Railway in Virginia and North Carolina

The Virginia–Carolina Railway was an interstate railroad in southwestern Virginia and northwestern North Carolina. It ran from Abingdon in Washington County, Virginia to Todd in Ashe County, North Carolina. The line charted a complicated course through the mountains of the area, crossing the Blue Ridge not far from Mount Rogers.

==History==
Construction of the railroad was begun in 1887 by the Abingdon Coal and Iron Railroad, but the company folded before the railroad became operational. Construction was continued by the Virginia Western Coal and Iron Railway in 1894, and it was renamed the Virginia–Carolina Railway in 1898, but financial difficulties persisted. The Norfolk and Western Railway funded construction to Damascus, which was completed in 1900. In 1906, the line had reached Taylor's Valley, Virginia. The Hassinger Lumber Company, whose mill was seven miles away in Konnarock, Virginia, built the Virginia-Carolina and Southern Railway to make this connection. Later, the V-C&S would be absorbed into the V-C, which used it as a branch line to the mill.

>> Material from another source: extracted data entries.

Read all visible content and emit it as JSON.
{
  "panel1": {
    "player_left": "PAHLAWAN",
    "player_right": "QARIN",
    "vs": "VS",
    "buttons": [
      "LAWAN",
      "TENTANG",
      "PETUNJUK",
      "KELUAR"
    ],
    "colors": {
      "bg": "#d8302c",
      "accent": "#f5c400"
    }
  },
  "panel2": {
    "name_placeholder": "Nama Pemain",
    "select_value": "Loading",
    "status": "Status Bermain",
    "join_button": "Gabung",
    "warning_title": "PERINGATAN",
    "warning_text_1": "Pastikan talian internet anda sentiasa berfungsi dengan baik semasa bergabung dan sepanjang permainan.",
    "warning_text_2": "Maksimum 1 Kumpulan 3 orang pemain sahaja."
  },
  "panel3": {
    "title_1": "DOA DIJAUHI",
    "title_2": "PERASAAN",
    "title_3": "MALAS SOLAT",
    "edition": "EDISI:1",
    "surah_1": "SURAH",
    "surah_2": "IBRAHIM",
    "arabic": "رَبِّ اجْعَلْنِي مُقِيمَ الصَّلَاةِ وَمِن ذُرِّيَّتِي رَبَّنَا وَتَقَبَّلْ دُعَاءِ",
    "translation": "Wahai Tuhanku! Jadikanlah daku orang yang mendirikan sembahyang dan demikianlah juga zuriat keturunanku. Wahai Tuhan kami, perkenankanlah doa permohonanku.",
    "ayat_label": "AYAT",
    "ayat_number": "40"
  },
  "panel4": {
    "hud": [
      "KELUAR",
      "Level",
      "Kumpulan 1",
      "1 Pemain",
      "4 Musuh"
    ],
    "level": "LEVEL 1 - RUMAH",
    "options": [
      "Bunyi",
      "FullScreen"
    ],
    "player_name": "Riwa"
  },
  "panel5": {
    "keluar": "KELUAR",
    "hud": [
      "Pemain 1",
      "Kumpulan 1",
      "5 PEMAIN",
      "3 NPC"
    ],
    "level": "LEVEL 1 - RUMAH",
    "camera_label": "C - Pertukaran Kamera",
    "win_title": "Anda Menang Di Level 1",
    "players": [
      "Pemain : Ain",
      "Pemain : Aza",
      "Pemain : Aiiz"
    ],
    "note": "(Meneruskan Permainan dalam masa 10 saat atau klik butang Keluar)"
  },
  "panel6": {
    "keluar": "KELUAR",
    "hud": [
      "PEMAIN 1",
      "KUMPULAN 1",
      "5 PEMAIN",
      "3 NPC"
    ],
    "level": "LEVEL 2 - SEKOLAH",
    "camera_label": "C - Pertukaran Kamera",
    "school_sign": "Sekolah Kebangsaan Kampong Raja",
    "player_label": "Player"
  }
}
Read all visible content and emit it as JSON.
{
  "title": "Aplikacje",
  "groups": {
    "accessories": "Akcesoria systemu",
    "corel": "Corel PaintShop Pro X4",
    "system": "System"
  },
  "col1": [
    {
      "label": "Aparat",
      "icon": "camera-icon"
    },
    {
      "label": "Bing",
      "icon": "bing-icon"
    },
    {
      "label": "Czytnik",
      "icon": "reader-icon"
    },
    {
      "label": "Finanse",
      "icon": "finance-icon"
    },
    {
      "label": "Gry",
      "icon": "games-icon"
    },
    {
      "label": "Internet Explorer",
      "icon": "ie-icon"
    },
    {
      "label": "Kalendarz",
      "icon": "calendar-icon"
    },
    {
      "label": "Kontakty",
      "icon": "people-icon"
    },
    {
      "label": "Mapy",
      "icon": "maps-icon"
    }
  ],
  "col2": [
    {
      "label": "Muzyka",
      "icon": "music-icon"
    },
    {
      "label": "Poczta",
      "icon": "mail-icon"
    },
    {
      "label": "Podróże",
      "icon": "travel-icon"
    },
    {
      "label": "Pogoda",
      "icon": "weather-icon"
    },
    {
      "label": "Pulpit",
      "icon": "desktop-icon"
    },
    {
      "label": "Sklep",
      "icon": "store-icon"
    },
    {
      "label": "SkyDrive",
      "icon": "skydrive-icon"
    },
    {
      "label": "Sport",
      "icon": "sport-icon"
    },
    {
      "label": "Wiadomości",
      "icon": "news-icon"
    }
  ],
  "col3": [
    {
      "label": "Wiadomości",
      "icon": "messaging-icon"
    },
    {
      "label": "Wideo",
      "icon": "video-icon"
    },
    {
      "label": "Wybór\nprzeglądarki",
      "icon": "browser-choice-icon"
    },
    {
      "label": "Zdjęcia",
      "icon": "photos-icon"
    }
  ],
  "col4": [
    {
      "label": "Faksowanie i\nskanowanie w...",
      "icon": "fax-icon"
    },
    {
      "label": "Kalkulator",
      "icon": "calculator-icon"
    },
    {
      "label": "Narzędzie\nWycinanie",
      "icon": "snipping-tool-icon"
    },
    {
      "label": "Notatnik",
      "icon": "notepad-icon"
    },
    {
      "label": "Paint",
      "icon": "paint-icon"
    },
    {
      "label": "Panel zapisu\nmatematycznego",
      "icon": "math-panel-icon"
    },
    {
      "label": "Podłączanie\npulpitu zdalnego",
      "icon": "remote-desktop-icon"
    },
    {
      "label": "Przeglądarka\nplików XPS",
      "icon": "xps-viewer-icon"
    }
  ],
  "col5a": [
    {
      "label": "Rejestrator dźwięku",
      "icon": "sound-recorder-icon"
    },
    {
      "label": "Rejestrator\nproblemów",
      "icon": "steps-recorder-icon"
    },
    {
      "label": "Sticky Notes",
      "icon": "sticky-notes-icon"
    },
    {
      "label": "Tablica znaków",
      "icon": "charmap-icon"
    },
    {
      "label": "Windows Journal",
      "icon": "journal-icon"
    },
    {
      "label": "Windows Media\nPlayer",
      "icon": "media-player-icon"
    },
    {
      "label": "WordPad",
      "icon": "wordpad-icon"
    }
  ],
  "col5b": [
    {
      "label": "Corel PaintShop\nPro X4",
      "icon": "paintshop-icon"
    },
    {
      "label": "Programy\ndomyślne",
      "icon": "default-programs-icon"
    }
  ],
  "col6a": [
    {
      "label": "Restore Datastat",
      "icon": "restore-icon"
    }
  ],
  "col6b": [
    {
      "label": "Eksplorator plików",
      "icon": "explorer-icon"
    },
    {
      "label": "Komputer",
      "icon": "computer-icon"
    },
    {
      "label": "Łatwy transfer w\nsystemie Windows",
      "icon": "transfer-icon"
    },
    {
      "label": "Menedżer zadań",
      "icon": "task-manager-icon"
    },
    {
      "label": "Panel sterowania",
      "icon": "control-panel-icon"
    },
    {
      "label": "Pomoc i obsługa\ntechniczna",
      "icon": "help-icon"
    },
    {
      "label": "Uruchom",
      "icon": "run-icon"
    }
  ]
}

The V-C was extended through the Blue Ridge Mountains to White Top in 1912 and to its terminus by 1920. The Norfolk and Western absorbed the line in 1919 and operated it as its Abingdon branch until 1977, when operations ceased after flooding damaged portions of the track. Most of the former roadbed in Virginia is occupied by the Virginia Creeper Trail. Efforts are underway to extend the trail into North Carolina.